Case ID: f-appx_92/html/0575-01.html
Source: Caselaw Access Project
Author: {"author": "", "license": "Public Domain", "url": "https://static.case.law/"}
Date Created: 2024-08-24T03:29:51.129683

Emilio GARCIA-PALOMARES, Petitioner, v. John ASHCROFT, Attorney General, Respondent.
    No. 03-70783.
    United States Court of Appeals, Ninth Circuit.
    Submitted April 1, 2004.
    
    Decided April 6, 2004.
    Thomas A. Mix, Esq., Carlsbad, CA, for Petitioner.
    Regional Counsel, Western Region, Immigration & Naturalization Service, Laguna Niguel, CA, District Director, Office of the District Counsel, Department of Homeland Security, San Diego, CA, Ronald E. LeFevre, Chief Legal Officer, Office of the District Counsel, Department of Homeland Security, San Francisco, CA, Mary Jane Candaux, Esq., Audrey B. Hemesath, Victor M. Lawrence, DOJ— U.S. Department of Justice, Civil Div./Office of Immigration Lit., Washington, DC, for Respondent.
    Before THOMAS, W. FLETCHER and BEA, Circuit Judges.
    
      
       This panel unanimously finds this case suitable for decision without oral argument. See Fed. R.App. P. 34(a)(2).
    
   MEMORANDUM

Emilio Garcia-Palomares, native and citizen of Mexico, seeks review of the Board of Immigration Appeals’ (“BIA”) decision affirming denial of application for cancellation of removal and denying his motion to reopen removal proceedings.

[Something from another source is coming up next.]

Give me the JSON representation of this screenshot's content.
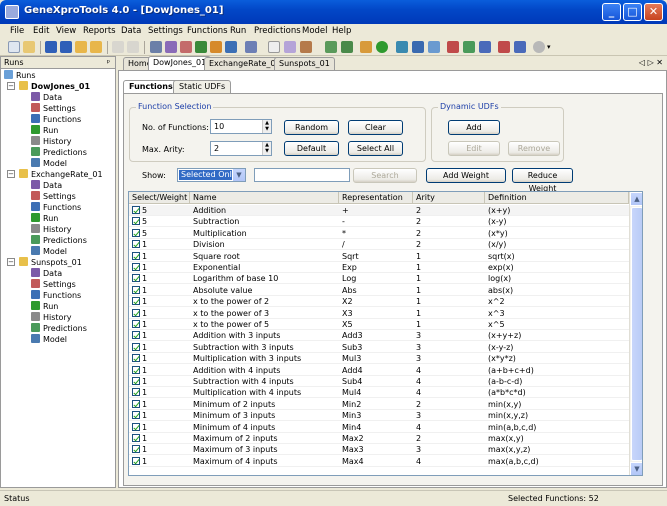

We have jurisdiction under 8 U.S.C. § 1252. We dismiss the petition in part, and deny it in part.

We lack jurisdiction to review the BIA’s discretionary decision that Garcia-Palomares did not qualify for cancellation of removal because he failed to demonstrate “exceptional and extremely unusual hardship” to his qualifying relatives. See 8 U.S.C. § 1252(a)(2)(B)(i); Romero-Torres v. Ashcroft, 327 F.Sd 887, 890-91 (9th Cm. 2008).

The BIA did not abuse its discretion by denying Garcia-Palomares’s motion to reopen and reconsider because petitioner did not demonstrate that his proffered evidence was previously unavailable. See 8 C.F.R. § 1003.2(c)(1) (“[a] motion to reopen proceedings shall not be granted unless it appears to the Board that evidence sought to be offered is material and was not available and could not have been discovered or presented at the former hearing ... ”). Moreover, the BIA’s stated reasons for denying the motion were not “arbitrary, irrational or contrary to law.” See Caruncho v. INS, 68 F.3d 356, 360 (9th Cir.1995) (explaining that the court defers to the decision of the BIA unless it acted in a manner “arbitrary, irrational or contrary to law”).

The Clerk is directed to stay the mandate pending the resolution of Desta v. Ashcroft, No. 03-70477, and further order of this Court.

PETITION FOR REVIEW DISMISS in part; DENIED in part. 
      
       This disposition is not appropriate for publication and may not be cited to or by the courts of this circuit except as provided by Ninth Circuit Rule 36-3.